Rehearing is required, flat out, because respondents’ due process rights to a fair and impartial tribunal were grossly violated. But rehearing would be required in any event because the bias injected into the proceedings by Justice Hearn tainted not only her conclusions, but those of Acting Justice Pleicones and of Chief Justice Beatty, as well.
In a nutshell, the fault exposed by the petition for rehearing is this: there is no 3-2 majority, or any majority, of the Court that is united in favor of any reasoning for any result that is dispositive of the entire case. When a court has failed properly to dispose of the whole case before it, it must grant a rehearing to clarify what it meant by its original decision.

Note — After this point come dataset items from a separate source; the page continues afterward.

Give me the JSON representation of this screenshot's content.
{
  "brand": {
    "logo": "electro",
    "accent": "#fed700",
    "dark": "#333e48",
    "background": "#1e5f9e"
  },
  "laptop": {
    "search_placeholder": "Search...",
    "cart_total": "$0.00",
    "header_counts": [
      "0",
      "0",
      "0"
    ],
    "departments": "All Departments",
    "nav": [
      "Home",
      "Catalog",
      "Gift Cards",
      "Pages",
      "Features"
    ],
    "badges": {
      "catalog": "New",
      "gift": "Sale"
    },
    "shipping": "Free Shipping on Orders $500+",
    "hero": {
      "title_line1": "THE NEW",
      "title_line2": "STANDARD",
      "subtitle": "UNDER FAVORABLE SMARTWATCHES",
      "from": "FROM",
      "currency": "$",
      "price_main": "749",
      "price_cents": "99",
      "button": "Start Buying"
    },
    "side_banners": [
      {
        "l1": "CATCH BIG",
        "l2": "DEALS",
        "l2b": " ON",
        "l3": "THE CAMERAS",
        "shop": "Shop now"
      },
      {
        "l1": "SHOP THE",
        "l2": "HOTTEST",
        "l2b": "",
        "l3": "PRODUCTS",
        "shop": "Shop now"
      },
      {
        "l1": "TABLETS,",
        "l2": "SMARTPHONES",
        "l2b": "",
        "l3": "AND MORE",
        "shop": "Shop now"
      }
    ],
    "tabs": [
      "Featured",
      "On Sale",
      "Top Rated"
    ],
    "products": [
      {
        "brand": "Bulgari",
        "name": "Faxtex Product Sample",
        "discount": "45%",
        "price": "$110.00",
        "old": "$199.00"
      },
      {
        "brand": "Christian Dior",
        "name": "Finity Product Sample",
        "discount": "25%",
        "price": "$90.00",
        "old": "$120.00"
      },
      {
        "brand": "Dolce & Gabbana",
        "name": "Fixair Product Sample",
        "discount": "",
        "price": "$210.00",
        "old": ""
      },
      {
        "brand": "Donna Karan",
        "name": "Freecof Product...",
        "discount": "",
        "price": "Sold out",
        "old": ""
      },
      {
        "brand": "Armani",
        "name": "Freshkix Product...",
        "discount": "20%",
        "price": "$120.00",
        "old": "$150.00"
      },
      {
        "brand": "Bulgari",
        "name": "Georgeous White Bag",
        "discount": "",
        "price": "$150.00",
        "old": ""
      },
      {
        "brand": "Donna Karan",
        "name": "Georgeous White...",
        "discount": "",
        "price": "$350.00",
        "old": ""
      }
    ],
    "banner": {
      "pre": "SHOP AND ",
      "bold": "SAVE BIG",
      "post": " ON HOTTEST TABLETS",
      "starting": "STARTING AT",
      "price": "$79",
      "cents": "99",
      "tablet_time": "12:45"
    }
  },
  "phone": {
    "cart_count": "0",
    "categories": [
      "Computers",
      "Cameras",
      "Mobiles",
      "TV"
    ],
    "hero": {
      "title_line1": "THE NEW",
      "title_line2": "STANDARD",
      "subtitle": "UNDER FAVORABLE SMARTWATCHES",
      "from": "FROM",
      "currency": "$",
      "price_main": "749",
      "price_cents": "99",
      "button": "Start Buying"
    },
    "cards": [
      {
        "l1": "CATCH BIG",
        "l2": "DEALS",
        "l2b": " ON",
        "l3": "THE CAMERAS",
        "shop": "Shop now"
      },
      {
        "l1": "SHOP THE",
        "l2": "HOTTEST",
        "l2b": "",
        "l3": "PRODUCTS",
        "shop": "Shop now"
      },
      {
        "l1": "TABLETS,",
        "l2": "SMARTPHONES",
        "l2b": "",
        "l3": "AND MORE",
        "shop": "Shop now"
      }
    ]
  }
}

Let me restate that observation, in terms a lay person can understand. To have an effective decision from a court of law in which a panel of multiple justices participates, there has to be a majority of the participating justices who each concur in (agree with) the result that necessarily follows from that concurrence. And in this South Carolina decision, an analysis of the separate opinions shows conclusively that while three justices out of five may concur in one given result, they differ fatally in what process gets them to that result.
With no clear majority agreeing on the approach the Court (through its supposed majority) is laying out, the picture is the same as if three bettors at roulette won money when the ball landed on Red 34, because the first bet on “red”, the second bet on “even”, and the third bet on “34”. There is consensus only in result, but not in how you get there. And basic due process requires courts to explicate their reasoning for reaching a given result.